The domestic demand picture was mixed. Investment demand was stronger than expected consistent with the relatively strong credit growth registered in January and February. On the property market, new homes sales continue to improve and housing starts are also recovering moderately. However, retail sales slowed markedly, as the government's frugality campaign to reduce wasteful spending appears to have had a substantial impact on retail sales during the Chinese Lunar New Year season
Inflation in February jumped sharply to 3.2% y/y from 2.0% y/y in January and hence came close to the 3.5% inflation target the government has just announced for 2013. However, the jump in inflation was solely due to the impact from the Chinese New Year holiday and we expect inflation to drop back to around 2.5% y/y in March. Hence, the jump in inflation is unlikely to be a major concern for the Chinese government.

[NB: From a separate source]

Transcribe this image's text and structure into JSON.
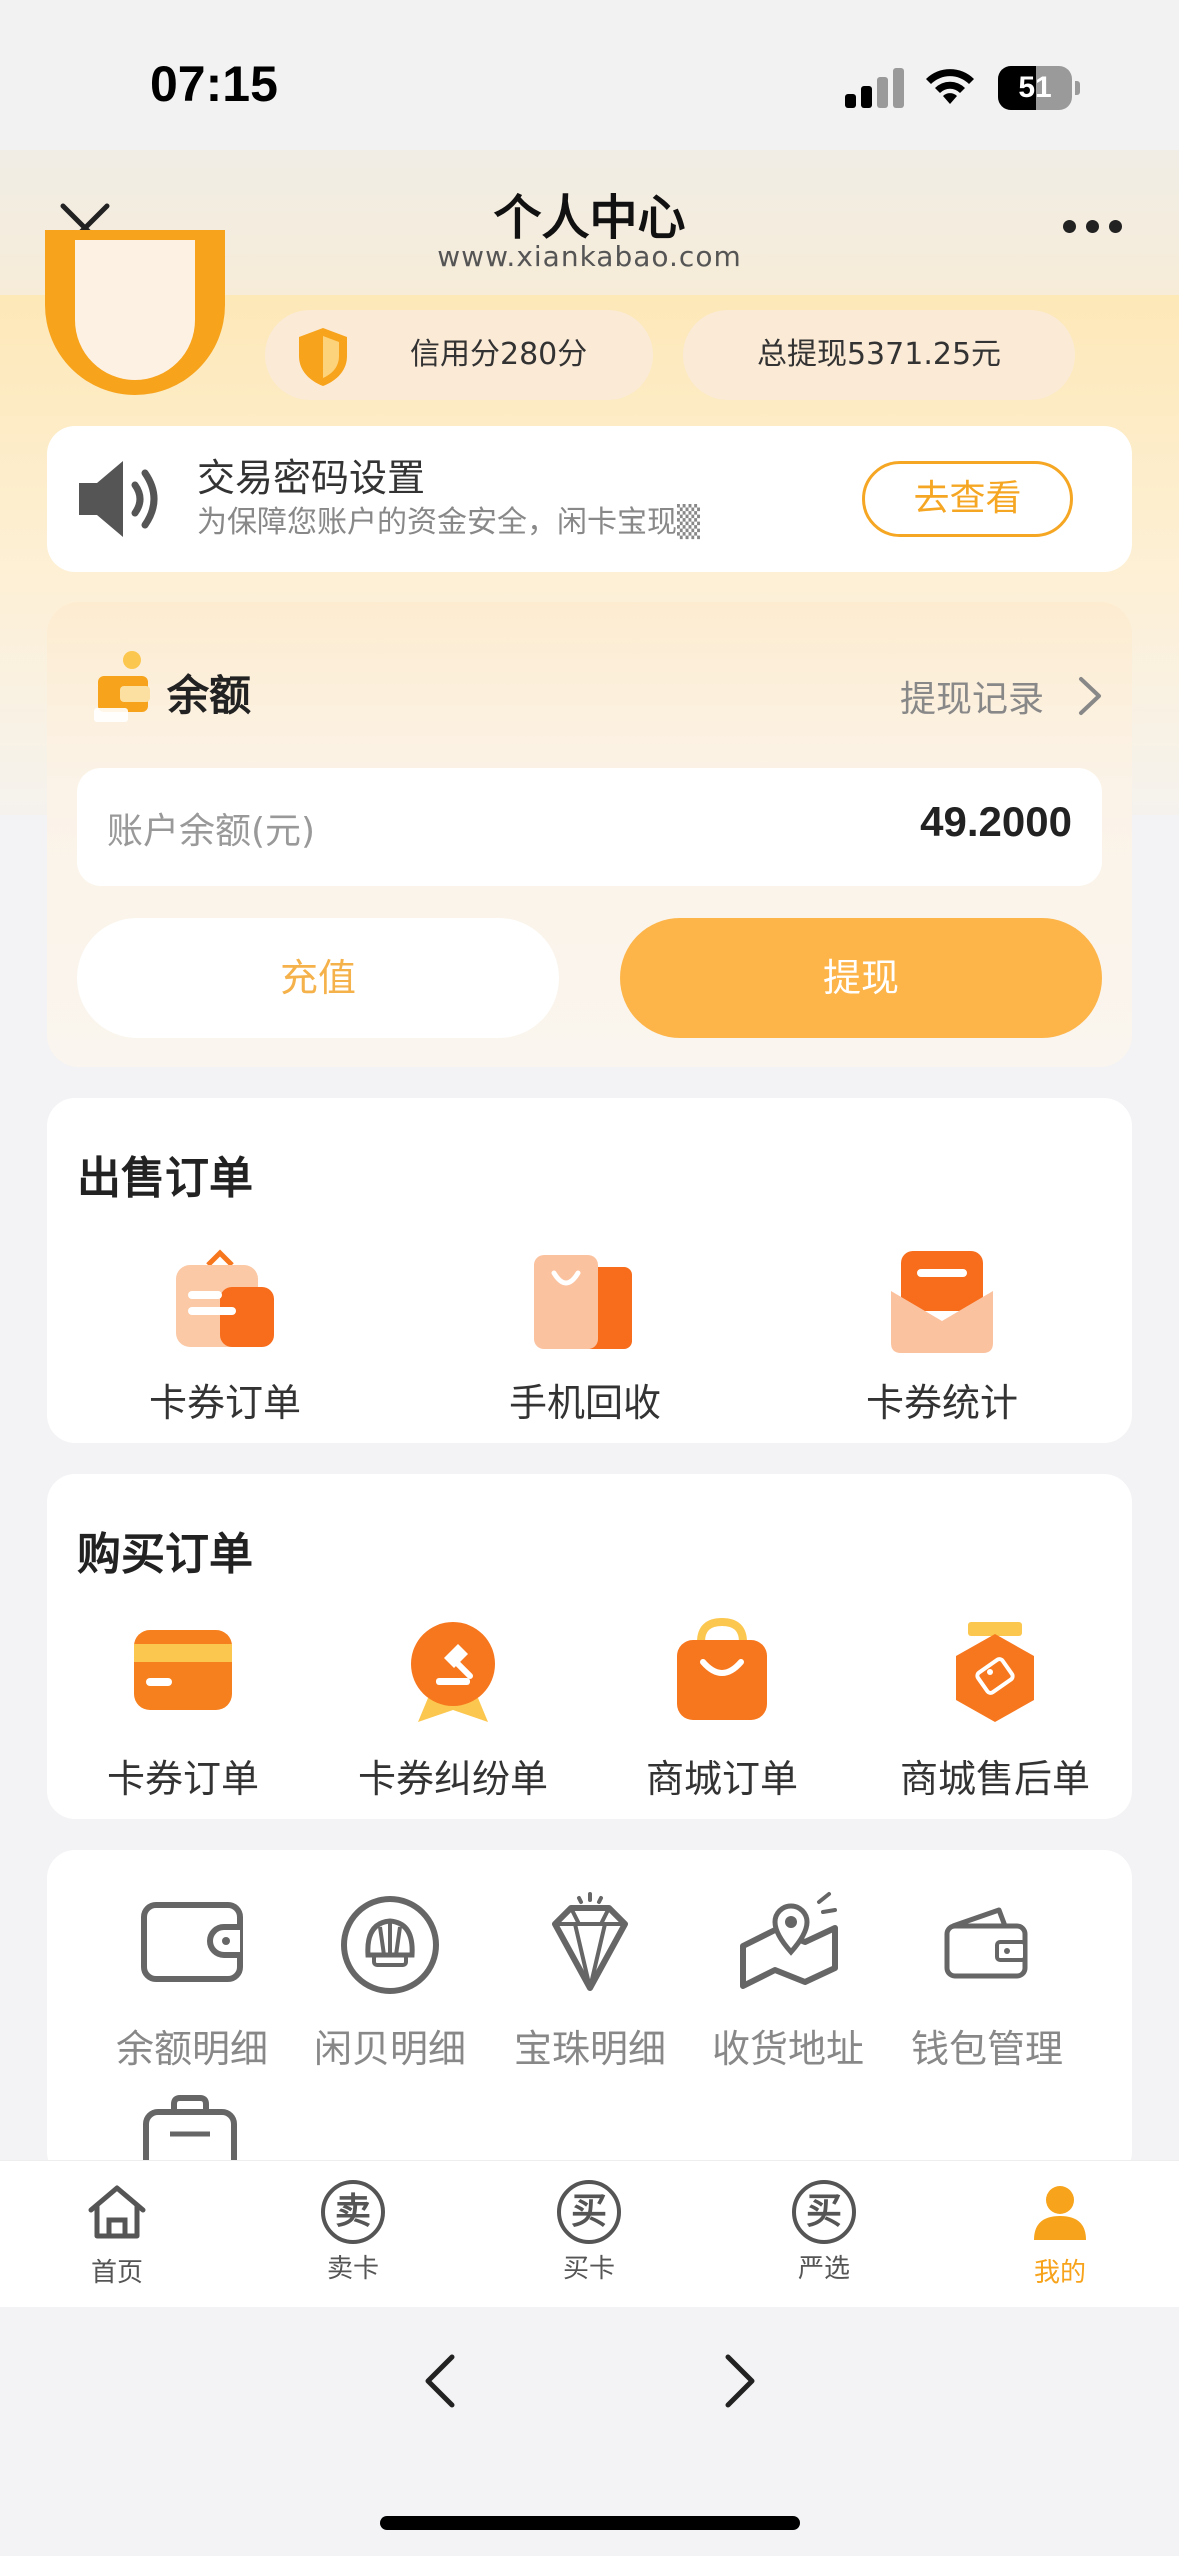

The data for January and February suggest downside risk to our 8.3% y/y GDP forecast for Q1 13 and our 8.6 % GDP growth forecast for 2013 as a whole. However, leading indicators like monetary supply and credit growth continue to be strong, indicating that China remains in a moderate acceleration phase. However, the weaker-than-expected data suggest that it is too early for the People's Bank of China to move towards a tightening bias despite the jump in inflation in February.